Fast forward to 2016, and there will be a lot of “alls”: all 2015 PQRS quality measures gathered through all reporting methods and for all groups and solo providers will be reported publicly through the Physician Compare website in a provider-identifiable way. A consumer will be able to see how many “stars” their provider has on a given measure compared to local competing providers. Any third-party organization will be able to download the approximately 10 gigabyte zip file containing all the data to repurpose through their own website, such as how the Weather Channel or WeatherBug monetize weather data sourced freely from the National Weather Service. The reputational and consumer-choice impacts on provider organizations have the potential to dwarf the direct financial impacts of value-based payment modifier incentives and penalties. Healthcare is increasingly becoming a winner-take-all game, and the value-based payment modifier intensifies the plane of competition.

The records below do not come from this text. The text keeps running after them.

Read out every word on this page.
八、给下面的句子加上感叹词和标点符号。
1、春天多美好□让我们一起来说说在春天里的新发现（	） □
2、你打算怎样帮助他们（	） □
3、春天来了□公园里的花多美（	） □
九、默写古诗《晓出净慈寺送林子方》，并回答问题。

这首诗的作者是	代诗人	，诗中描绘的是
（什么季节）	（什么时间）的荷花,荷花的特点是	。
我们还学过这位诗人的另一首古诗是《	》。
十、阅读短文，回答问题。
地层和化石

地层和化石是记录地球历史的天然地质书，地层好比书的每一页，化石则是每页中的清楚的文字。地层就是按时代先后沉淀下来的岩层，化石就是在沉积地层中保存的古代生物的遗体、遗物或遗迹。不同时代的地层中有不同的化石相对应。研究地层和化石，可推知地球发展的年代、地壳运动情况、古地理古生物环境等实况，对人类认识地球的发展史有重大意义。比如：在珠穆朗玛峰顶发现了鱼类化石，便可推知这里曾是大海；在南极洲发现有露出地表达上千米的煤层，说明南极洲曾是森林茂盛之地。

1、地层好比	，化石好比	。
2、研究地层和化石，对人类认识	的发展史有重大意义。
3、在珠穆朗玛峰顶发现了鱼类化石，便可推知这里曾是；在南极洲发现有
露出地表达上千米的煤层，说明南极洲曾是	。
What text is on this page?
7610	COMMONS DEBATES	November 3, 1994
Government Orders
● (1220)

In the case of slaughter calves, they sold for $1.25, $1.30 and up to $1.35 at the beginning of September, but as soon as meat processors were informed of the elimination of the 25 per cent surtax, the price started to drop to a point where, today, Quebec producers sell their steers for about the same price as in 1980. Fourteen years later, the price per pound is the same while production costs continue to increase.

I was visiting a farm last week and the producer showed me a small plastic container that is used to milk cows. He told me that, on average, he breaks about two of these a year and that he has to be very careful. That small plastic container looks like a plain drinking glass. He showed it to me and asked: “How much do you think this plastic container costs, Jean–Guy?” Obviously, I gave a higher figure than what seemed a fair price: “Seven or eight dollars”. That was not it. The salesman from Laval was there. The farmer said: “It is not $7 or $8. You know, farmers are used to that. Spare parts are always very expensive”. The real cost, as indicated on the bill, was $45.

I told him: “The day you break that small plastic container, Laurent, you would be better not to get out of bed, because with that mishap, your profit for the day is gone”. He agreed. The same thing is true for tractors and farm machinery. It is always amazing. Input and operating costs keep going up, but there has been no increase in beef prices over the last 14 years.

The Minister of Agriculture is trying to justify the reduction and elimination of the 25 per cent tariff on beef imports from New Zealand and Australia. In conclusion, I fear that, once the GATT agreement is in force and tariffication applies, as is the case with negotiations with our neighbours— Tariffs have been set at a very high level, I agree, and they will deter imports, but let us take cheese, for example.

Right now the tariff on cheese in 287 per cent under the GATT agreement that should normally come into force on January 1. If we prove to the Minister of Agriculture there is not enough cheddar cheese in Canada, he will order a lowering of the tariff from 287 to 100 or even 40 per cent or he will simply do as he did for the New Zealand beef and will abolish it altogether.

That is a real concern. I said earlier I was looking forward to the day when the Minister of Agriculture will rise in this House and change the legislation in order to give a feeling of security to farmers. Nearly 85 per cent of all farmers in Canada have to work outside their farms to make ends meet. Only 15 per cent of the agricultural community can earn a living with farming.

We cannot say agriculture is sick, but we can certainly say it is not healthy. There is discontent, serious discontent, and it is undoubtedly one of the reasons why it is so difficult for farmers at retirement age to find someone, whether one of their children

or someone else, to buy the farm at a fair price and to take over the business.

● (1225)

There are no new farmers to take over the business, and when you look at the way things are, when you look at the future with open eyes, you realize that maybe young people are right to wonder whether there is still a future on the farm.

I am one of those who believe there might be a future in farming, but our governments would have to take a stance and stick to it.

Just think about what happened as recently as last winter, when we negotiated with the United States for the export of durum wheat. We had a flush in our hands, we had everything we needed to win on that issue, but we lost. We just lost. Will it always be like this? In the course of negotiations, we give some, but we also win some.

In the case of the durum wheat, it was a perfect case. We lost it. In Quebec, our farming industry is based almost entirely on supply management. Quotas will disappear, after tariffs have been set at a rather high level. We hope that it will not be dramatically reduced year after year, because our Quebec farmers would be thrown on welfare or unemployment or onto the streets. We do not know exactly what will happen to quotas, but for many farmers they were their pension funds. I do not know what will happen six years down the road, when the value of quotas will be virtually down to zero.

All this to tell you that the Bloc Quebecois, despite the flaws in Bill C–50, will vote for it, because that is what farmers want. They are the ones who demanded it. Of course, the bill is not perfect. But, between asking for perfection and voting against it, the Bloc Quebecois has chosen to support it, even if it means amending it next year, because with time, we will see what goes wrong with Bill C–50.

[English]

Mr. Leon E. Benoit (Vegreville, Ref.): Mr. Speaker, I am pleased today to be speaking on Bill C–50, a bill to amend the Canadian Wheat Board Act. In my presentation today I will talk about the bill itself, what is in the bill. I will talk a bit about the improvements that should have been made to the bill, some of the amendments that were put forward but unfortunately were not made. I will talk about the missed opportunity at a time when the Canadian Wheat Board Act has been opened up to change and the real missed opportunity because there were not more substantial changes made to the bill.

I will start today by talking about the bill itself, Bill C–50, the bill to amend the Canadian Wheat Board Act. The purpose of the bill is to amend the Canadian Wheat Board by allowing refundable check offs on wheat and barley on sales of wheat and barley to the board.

The game has changed and will change even further

The passage of MIPS by a 95-5 bipartisan Congressional margin this April was a watershed moment in the history of Medicare. It permanently ensconced value-based payment modifier, meaningful use, MSSP, and a number of other value-based programs, into the fabric of Medicare Part B for years and decades to come. It also raises the financial and reputational stakes of competing against peers on quality and cost dimensions. All provider MIPS scores, on a scale of 0 to 100, will also be publicly reported. Consumers understand “number of stars” and “x out of 100”. It’s both a huge threat and huge opportunity for provider organizations. MIPS is actually modeled on some of the key aspects of value-based payment modifier, which partly explains why value-based payment modifier comprises 60 percent of the MIPS score. So, getting a head start on optimizing a provider organization’s decisions and performance to maximize value-based payment modifier scores and reimbursement is a great way to be prepared for the even bigger changes starting with MIPS in 2017.